I just watched Drive My Car. The movie is long and slow-moving and marvelous. It has depth and layers; one of them is that Uncle Vanya is intertwined throughout it. While watching the movie, I thought back to the three or four productions of that Chekhov play I have seen, and I realized that I remembered little of the play. I can’t summarize Uncle Vanya or its characters, but that is not unusual. I retain little of the art I see, hear, or read. I do, however, remember aspects of the first Uncle Vanya I saw fifty years ago, a legendary production. It was directed by Mike Nichols, and Nicol Williamson and George C. Scott had the two lead roles, Uncle Vanya and Astrov. Americans may have mostly forgotten Williamson, but he was called a genius actor by many who saw him. I then knew of Scott primarily from film roles, but of course he first came to fame with Joseph Papp’s New York Shakespeare Festival. The cast also included Lillian Gish, Bernard Hughes, Conrad Bain, and Julie Christie. The production was at the Circle in the Square Theater, which has a thrust stage with most seats, including mine, only a few feet from the actors. And gosh and golly, I do remember how lovely Julie Christie was in her lacy morning dress as she stood a few feet away from me. As beautiful as she was, she could not match the presence and fire of Williamson and Scott. But while those facts and images came back to me while watching Drive My Car, the themes and language of Uncle Vanya did not.

But you don’t have to know that play to appreciate the genius of Drive My Car.

First Sentences

“He could see it now: they were a little mad, the Booths, though each in a different way.” David Stacton, The Judges of the Secret Court: A Novel about John Wilkes Booth.

“When Elizabeth Blackwell decided to become the first woman doctor, in many ways she wasn’t actually the first.” Olivia Campbell, Women in White Coats: How the First Women Doctors Changed the World of Medicine.

“Lexa McCaskill ran both hands through her coppery hair, adding up appetites.” Ivan Doig, Mountain Time.

“The adventure that changed the course of George Bird Grinnell’s life began with a train, and the path of the train, as it crossed the plains in the summer of 1870, was blocked by buffalo.” Michael Punke, Last Stand: George Bird Grinnell, the Battle to Save the Buffalo, and the Birth of the New West.

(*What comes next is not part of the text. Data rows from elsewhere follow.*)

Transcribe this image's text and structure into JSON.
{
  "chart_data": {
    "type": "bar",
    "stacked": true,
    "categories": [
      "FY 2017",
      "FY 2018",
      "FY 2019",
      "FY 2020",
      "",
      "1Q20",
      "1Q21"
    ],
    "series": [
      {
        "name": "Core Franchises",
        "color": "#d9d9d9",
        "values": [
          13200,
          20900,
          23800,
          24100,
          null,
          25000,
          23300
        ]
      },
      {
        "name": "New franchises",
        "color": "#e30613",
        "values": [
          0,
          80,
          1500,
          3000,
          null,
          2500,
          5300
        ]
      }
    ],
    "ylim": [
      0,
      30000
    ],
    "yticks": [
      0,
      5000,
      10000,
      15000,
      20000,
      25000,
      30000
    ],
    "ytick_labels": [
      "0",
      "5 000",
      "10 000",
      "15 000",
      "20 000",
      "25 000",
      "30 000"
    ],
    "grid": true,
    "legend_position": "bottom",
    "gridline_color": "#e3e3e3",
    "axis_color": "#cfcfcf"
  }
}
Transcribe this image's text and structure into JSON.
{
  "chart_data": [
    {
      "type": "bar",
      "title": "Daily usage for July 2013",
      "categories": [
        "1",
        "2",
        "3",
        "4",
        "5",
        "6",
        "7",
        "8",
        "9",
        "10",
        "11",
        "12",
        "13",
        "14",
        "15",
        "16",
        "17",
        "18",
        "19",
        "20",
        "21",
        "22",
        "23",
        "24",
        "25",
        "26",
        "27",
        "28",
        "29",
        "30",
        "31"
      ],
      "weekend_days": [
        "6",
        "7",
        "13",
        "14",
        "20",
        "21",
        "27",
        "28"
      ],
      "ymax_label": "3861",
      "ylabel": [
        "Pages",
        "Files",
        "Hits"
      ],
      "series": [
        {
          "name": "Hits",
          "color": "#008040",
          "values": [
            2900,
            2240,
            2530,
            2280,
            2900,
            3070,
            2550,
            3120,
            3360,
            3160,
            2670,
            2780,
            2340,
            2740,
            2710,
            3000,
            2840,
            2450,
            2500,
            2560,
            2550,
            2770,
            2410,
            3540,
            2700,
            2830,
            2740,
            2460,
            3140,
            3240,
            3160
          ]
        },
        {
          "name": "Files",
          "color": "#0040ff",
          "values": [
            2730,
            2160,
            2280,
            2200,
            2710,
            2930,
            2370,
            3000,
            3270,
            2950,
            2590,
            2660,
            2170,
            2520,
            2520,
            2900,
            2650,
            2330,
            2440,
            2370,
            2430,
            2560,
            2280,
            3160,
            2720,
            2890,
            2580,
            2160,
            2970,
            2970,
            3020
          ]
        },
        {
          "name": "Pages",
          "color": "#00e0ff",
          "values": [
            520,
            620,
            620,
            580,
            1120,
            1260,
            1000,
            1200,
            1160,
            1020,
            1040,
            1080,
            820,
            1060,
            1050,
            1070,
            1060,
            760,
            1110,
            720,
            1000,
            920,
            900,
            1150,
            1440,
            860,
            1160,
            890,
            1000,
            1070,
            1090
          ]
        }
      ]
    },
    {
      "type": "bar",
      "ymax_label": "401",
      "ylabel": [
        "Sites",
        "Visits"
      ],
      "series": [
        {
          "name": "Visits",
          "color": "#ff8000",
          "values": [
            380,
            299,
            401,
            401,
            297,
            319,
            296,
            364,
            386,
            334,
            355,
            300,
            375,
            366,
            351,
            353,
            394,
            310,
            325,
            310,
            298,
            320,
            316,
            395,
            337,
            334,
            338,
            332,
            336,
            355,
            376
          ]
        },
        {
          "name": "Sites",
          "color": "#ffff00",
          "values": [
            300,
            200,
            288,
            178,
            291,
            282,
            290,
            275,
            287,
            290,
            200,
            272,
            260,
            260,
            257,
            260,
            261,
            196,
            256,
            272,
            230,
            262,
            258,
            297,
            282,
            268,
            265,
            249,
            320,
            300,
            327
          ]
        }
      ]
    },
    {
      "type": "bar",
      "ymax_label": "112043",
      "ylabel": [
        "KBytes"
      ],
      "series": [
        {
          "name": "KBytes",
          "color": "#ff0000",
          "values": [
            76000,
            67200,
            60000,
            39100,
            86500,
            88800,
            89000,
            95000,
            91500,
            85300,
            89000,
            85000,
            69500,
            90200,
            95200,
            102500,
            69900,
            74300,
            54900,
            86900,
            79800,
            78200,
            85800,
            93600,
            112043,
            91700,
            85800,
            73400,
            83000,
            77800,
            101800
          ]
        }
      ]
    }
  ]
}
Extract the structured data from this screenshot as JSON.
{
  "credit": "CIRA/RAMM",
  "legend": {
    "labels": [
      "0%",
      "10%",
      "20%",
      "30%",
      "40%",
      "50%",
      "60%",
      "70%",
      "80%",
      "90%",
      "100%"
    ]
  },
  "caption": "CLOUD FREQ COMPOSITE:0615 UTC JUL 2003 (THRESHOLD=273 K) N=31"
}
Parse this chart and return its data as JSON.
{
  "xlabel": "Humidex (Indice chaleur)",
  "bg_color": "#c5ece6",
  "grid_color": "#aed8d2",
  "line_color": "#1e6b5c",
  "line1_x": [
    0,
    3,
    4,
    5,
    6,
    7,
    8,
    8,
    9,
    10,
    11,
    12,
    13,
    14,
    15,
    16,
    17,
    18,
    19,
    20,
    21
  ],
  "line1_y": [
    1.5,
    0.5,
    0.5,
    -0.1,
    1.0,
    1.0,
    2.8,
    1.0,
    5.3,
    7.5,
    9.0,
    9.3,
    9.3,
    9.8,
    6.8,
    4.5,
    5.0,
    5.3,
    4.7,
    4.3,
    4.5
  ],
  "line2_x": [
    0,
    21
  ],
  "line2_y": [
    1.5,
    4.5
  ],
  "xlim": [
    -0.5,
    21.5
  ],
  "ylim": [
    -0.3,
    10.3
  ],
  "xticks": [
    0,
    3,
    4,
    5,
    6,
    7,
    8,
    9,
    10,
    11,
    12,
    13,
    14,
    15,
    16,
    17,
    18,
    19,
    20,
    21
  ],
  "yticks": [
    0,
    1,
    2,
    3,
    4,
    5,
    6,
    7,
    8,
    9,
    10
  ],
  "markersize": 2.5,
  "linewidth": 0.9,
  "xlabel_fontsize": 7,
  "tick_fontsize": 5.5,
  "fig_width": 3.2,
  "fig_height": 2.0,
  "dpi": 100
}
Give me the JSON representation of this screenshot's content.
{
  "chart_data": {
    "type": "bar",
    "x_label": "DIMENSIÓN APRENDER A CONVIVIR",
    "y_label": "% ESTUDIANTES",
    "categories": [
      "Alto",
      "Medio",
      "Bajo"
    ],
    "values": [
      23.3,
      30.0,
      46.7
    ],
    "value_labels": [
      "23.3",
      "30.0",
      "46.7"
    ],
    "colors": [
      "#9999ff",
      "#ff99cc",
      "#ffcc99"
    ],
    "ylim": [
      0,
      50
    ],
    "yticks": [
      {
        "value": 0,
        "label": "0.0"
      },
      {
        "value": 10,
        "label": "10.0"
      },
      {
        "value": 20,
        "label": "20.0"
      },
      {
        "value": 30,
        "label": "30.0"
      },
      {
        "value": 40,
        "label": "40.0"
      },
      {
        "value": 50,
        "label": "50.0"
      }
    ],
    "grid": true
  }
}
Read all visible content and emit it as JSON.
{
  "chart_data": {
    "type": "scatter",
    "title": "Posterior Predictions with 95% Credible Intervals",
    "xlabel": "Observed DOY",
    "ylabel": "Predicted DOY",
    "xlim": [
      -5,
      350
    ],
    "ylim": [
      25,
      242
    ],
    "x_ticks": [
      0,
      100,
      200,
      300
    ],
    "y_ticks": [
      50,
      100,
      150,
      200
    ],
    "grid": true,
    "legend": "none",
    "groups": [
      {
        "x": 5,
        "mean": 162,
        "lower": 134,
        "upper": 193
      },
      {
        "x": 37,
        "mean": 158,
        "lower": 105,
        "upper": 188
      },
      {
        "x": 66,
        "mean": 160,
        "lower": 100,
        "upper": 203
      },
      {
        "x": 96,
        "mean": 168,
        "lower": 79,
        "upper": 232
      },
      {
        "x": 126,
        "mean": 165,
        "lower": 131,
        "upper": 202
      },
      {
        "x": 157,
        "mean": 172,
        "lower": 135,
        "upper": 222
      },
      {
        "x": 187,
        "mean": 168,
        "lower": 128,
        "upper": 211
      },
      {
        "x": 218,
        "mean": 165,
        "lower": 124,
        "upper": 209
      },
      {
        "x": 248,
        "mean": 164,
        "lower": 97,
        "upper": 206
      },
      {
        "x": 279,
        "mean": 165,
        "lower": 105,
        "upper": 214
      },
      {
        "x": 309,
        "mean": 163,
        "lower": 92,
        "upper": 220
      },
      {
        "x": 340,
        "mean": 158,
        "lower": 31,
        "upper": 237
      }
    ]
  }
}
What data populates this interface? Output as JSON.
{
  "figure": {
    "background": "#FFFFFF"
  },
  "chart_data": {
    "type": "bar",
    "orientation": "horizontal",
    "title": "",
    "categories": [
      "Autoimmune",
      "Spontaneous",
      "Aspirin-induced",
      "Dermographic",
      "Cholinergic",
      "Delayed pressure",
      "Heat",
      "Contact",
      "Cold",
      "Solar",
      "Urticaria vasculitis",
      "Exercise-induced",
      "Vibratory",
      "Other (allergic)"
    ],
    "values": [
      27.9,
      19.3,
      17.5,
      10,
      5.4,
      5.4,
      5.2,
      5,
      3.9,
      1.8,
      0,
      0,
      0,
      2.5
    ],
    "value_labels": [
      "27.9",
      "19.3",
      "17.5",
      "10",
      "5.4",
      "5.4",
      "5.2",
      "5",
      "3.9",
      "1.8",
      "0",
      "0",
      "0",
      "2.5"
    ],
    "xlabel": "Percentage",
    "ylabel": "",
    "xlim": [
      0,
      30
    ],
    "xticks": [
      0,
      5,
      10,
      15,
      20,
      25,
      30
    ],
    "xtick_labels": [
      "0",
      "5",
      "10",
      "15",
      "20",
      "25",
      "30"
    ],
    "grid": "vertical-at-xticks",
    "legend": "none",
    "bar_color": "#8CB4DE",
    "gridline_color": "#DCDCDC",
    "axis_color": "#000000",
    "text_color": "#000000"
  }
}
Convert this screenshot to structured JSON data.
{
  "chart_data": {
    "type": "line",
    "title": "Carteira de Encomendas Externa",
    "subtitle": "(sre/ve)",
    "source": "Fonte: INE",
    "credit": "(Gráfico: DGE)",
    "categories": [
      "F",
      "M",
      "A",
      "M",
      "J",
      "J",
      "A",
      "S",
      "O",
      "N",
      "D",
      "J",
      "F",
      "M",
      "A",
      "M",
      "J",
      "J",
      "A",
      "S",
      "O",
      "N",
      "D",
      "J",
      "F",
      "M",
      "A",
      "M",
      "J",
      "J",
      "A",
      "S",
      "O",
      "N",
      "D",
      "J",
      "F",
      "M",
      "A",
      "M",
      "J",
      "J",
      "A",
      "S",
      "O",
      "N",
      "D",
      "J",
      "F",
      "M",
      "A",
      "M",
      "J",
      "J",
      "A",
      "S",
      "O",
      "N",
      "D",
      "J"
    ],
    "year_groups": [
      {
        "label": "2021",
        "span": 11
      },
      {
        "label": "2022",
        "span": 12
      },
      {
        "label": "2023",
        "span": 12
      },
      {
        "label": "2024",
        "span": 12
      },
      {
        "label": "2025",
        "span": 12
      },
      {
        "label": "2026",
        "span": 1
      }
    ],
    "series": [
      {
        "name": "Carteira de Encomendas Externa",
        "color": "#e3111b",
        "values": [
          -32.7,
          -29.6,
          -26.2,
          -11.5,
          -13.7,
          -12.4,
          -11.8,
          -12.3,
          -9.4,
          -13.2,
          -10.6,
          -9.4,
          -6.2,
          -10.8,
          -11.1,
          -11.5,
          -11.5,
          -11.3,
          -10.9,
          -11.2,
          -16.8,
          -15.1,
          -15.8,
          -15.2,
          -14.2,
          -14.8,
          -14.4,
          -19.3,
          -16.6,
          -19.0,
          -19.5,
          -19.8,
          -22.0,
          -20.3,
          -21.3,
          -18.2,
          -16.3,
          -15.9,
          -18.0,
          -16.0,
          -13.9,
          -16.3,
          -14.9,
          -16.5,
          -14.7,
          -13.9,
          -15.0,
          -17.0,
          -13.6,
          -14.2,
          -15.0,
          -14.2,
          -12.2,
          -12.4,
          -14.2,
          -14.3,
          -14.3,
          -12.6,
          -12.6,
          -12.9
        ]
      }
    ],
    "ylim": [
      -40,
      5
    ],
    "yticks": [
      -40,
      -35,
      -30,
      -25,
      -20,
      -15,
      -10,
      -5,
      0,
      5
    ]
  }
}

“One hot spring evening, just as the sun was going down, two men appeared at Patriarch’s Ponds.” Mikhail Bulgakov, The Master and Margarita.

“Her sister’s drawing room was already crowded when Marie-Madeline Fourcade arrived.” Lynne Olson, Madame Fourcade’s Secret War: The Daring Young Woman Who Led France’s Largest Spy Network Against Hitler.

“In early spring, everything had been so different.” Serena Kent, Death in Provence.

“At seventy-three, with his wartime career as president of the Naval Consulting Board behind him, Edison tried to make sense of a new intellectual order that challenged everything he had learned of Newtonian theory.” Edmund Morris, Edison.

“Some years ago, on a sunny Friday in early May, still vivid to crime buffs, a bold new age commenced, or the visible part of it anyway, when Romo Malbonum, the Deckled Don, talked himself into a life sentence to be served in a maximum-security federal prison.” Jethro K. Lieberman, Everything is Jake.

“For sixty-five days, the Mayflower had blundered her way through storms and headwinds, her bottom a shaggy pelt of seaweed and barnacles, her leaky decks spewing salt water onto her passengers’ devoted heads.” Nathaniel Philbrick, In the Heart of the Sea.

“The Pacific is the loneliest of oceans, and travelers across that rolling desert begin to feel that their ship is lost in an eternity of sky.” Earl Derr Biggers, The Black Camel.

“At the slow beat of approaching rotor blades, black birds rose into the sky, scattering over the frozen meadows and the pearly knots of creeks and ponds facing the Pripyat Basin.” Adam Higginbotham, Midnight in Chernobyl: The Untold Story of the World’s Greatest Nuclear Disaster.